Why a blog isn't the dream side hustle (but what the urge is really telling you)

Why a blog isn't the dream side hustle (but what the urge is really telling you)

You’re burnt out. Somewhere between the team restructure and the fifth “urgent-but-not-urgent” email, you felt your sense of self flicker. The dream of leadership turned into an endless cycle of managing up, soothing down and pretending to care about performance metrics you couldn’t explain to your own inner child.

Then, one day, you opened a fresh Google Doc and said:
“Maybe I’ll start a blog.”

This is not a mistake, in the same way that a missed turning on a long car journey that leads to a delightful picnic spot the Insta travel bloggers somehow never found. This is a message from a wiser part of you.

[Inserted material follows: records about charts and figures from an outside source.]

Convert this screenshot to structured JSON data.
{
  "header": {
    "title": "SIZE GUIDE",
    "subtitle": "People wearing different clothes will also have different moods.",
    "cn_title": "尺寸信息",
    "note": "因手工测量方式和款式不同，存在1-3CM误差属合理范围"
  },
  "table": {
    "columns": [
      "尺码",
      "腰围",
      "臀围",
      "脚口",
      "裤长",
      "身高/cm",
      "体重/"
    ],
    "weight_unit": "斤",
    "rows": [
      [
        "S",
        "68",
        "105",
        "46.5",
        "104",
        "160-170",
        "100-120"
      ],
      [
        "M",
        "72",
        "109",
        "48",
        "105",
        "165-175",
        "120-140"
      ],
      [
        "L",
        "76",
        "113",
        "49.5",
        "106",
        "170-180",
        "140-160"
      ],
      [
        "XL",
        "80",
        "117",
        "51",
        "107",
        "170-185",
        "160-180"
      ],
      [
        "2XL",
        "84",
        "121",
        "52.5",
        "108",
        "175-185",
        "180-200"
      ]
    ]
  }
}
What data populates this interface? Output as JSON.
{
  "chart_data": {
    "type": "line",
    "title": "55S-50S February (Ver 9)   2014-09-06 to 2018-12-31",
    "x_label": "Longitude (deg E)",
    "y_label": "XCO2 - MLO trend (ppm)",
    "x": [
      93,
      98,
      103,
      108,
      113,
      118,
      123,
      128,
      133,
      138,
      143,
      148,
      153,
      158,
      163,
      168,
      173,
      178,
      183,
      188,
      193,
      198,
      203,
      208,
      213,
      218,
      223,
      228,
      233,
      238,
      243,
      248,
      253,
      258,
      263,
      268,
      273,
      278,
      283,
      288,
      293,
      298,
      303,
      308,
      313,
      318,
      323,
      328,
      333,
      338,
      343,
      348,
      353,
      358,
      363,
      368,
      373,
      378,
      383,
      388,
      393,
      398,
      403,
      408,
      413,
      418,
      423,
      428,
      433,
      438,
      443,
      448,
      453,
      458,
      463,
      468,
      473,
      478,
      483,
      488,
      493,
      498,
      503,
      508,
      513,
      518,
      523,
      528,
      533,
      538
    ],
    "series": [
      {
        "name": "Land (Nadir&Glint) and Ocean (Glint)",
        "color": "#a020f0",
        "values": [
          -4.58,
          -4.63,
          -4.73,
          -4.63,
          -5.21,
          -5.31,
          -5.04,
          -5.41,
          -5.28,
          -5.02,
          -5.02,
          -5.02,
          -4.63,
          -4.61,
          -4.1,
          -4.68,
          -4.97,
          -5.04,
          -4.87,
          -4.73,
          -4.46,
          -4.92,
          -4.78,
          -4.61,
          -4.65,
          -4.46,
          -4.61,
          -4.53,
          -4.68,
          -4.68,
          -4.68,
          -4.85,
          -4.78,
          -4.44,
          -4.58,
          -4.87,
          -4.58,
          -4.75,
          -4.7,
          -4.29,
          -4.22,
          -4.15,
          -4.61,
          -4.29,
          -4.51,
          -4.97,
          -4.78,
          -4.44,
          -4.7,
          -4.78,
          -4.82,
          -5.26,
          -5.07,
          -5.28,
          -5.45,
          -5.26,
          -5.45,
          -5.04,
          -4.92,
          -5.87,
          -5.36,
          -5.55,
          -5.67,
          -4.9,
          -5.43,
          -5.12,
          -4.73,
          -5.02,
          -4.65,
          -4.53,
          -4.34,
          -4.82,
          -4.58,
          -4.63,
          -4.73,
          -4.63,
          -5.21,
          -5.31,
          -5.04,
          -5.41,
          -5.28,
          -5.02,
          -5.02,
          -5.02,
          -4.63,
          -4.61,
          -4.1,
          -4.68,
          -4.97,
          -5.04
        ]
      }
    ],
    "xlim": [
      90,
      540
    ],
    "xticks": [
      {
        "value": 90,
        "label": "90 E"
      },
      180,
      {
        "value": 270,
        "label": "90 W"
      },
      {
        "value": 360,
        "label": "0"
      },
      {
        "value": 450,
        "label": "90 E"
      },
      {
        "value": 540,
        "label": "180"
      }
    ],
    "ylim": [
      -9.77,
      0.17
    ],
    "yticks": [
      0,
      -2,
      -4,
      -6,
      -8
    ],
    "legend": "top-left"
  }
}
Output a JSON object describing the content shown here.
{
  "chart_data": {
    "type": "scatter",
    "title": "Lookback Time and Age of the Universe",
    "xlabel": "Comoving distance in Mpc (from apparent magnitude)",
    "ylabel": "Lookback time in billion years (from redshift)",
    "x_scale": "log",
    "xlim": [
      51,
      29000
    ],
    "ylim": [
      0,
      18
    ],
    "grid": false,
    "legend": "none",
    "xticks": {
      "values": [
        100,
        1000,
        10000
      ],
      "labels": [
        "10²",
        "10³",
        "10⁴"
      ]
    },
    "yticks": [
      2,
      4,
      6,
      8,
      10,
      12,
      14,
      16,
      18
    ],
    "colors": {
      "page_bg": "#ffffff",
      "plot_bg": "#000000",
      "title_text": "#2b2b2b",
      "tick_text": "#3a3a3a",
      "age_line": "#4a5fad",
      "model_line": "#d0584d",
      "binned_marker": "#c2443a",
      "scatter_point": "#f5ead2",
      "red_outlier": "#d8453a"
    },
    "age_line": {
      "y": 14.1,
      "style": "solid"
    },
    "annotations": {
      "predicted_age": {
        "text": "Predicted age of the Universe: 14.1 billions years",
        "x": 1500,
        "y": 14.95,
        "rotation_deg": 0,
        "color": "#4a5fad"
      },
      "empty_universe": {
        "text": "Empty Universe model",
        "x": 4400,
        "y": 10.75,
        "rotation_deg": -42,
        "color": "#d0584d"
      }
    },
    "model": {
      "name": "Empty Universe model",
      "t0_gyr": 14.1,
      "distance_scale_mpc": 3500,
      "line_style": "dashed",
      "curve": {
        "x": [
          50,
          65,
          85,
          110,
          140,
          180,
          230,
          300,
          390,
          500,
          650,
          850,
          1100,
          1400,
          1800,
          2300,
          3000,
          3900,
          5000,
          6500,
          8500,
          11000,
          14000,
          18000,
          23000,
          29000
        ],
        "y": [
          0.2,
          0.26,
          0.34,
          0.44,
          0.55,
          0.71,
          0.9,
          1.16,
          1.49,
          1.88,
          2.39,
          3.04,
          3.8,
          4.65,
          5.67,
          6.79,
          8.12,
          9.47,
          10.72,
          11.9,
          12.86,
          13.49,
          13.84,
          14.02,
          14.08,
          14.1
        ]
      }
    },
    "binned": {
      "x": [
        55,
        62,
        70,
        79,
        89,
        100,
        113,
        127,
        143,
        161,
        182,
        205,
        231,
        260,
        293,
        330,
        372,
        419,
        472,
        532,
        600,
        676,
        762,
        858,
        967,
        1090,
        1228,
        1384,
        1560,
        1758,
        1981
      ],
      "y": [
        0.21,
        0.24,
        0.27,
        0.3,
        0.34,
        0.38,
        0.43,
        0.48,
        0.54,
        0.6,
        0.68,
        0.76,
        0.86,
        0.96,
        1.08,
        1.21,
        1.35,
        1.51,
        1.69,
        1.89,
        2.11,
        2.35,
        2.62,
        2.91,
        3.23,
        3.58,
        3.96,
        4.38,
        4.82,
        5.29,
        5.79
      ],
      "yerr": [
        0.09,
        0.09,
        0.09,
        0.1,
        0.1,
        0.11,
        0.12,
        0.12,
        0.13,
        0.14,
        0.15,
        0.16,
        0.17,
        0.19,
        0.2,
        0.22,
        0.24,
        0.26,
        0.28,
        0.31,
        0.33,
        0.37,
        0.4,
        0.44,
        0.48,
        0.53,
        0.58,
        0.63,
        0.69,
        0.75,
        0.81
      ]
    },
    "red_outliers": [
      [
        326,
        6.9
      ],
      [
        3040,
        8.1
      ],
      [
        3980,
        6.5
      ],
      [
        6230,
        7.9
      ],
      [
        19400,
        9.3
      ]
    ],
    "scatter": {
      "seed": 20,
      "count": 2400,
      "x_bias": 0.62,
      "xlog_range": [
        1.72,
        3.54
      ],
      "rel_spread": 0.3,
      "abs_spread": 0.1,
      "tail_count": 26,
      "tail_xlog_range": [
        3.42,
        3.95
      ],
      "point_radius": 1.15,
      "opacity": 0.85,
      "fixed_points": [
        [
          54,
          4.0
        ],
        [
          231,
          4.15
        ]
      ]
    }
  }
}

You want to be heard. You want to matter. You want to build something of your own, something that isn’t another cog in someone else’s vision. And what better way to reclaim your voice than by using it? Writing feels like a rebellion. It’s clean. It’s yours.

But here’s the catch: most of us, when we start blogging as a side hustle, aren’t actually stepping away from corporate culture. We’re replicating it; but with a different font.

Hands Up here

A lot of members have confided to me that they're wanting to start a blog or a community. Some have done so.

And it seems rather mean, ungenerous and plain old hypocritical of me to caution: this might not be the project to pour your energies into.

So consider these words addressed not only to you, but also to me.

For I am not the person I was a year ago. And I wish the same for you. Indeed if we get our total self to listen to the wisest parts of our self more often, we would all be immeasurably happier.

Just as we discussed in "I'll Go Freelance: Avoiding the obvious solution", sometimes our vision and sense of self has been so limited by the growbag of growth marketing we've been immersed in, that we cling to the nearest trellis...when we should be spreading our roots.

I am here of course to support and cheer on and challenge helpfully any other members who like me blog (this is essentially a blog, attached to a community, with additional resources and events). It isn't that it's hard. It's that in focusing on it, you might be missing out on so much more. And you might not be escaping what you most urgently need to leave behind.

Blogging Is Often Just Leadership in Disguise

When a corporate professional starts a blog, it’s often with the unconscious desire to lead. Not in the old-school org-chart way, but still to guide, to influence, to build a following.